Guided by the criteria of circular agriculture, Izmir Agriculture is a basin-oriented agricultural model planned through scientific and holistic approaches. Its fundamental difference from conventional agriculture lies in its focus on natural resource utilization and significant water savings in irrigation, thereby combating drought.
Izmir Agriculture program is not restricted to crop farming but encompasses the entire production process from field to end consumer, contributing to poverty alleviation.
In Turkey, 77 percent of freshwater resources, approximately 3 out of 4, are used for agricultural irrigation. The reason behind such a high irrigation rate, reaching levels of wastefulness, in agriculture is attributed to the role of product choices made without considering climatic and geographical conditions.
The fundamental aim of Izmir Agriculture is its emphasis on cultivating agricultural products that rely on rainfall or efficient irrigation methods. As a result, the goal is to achieve at least a 50 percent reduction in the water used for agricultural irrigation. Most of this 50 percent reduction will be achieved by appropriately cultivating the right agrarian products in suitable locations.
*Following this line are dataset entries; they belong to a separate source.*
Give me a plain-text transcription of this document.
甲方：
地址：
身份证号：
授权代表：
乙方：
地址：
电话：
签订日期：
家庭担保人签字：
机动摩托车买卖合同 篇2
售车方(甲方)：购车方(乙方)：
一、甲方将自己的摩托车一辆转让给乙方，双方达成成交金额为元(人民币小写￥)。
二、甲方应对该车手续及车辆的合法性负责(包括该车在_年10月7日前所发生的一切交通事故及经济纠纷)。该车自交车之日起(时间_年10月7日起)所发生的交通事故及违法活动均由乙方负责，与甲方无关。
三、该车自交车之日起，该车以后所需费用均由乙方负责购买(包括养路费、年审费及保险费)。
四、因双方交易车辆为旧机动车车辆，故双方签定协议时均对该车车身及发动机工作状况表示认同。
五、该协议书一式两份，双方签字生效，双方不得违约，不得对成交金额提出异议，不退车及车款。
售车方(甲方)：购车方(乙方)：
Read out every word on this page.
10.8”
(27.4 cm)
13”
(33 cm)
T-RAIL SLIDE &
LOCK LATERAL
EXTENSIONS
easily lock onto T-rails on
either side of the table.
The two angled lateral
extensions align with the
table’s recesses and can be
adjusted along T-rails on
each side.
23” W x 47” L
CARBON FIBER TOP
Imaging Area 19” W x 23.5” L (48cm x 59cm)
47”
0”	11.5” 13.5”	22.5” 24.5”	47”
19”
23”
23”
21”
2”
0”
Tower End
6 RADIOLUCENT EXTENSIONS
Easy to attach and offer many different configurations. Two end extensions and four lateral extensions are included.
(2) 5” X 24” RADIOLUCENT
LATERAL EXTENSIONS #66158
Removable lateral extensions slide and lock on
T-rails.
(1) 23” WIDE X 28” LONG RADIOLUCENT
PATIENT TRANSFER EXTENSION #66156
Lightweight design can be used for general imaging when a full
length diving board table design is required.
Izmir Agriculture is a project to reintroduce the fundamental principles of farming that have been neglected for decades. In this model, agriculture is approached with the perspective of design science. The climate, temperature, soil, and water structure, precipitation periods, and patterns determine which agricultural products are suitable for cultivation.
In this context, the focus is on selecting basin-specific strategic products that use minimal water resources. The primary outcomes in this category are small livestock meat and dairy products, grains, and heritage forage crops. Following are olive oil and, finally, grape products. Within the scope of Izmir Agriculture, in addition to these strategic products, other products such as chestnuts, aquatic products, and aromatic plants in the sub-basins is also being supported. These products, benefiting Izmir and other cities and potentially the international markets through cost-effective exports, share common traits: they thrive with rainfall, require minimal irrigation, and have the potential for large-scale production in extensive areas.
IZPA is developing ten-year crop planning that meet the criteria for priority agricultural basins of Izmir Province. Circular Agriculture Criteria (listed below) are used to define the most appropriate products at sub-basins.
The Rural Basins of Izmir Program also embraces agro-tourism facilities complementing crop production. Under this program, rural planning principles, design and implementation guides are being developed that take into account the different needs and potentials in the countryside. Thus, a rural economy based on the protection of nature and cultural heritage is being established in the rural areas of Izmir. The most significant outcome of this approach will be the establishment of standards for naturalness and quality in the products.
Circular Agriculture Criteria
The blending of crop production and animal husbandry with the correct principles and experiences from the past carried out correctly, ensures that future generations have continuous access to sufficient, high-quality, and reliable food products. Simultaneously, it allows those engaged in these activities to establish a sustainable source of income. Furthermore, these practices enable positive effects on the environment and natural resources. Circular Agriculture System is developed within the framework of eight main criteria:
- The cultivated products are compatible with the microclimate of the region where they are grown.
- They shall have low water and electricity consumption and a low carbon footprint.
- External agricultural inputs that require high water and electricity usage and not compatible with geographical conditions of the region and agricultural inputs that cause high carbon emissions are not utilized.
- Production is not carried out through large-scale disruption of natural conditions.
- Intensive interventions that decrease biological diversity in production are avoided.
- Production is conducted in harmony with the natural character of the basin and geography where it is situated.
- The produced items are processed in a way that does not harm producers, consumers, and the biological diversity of that region.
- The production methods include region-specific land cultivation practices as much as possible.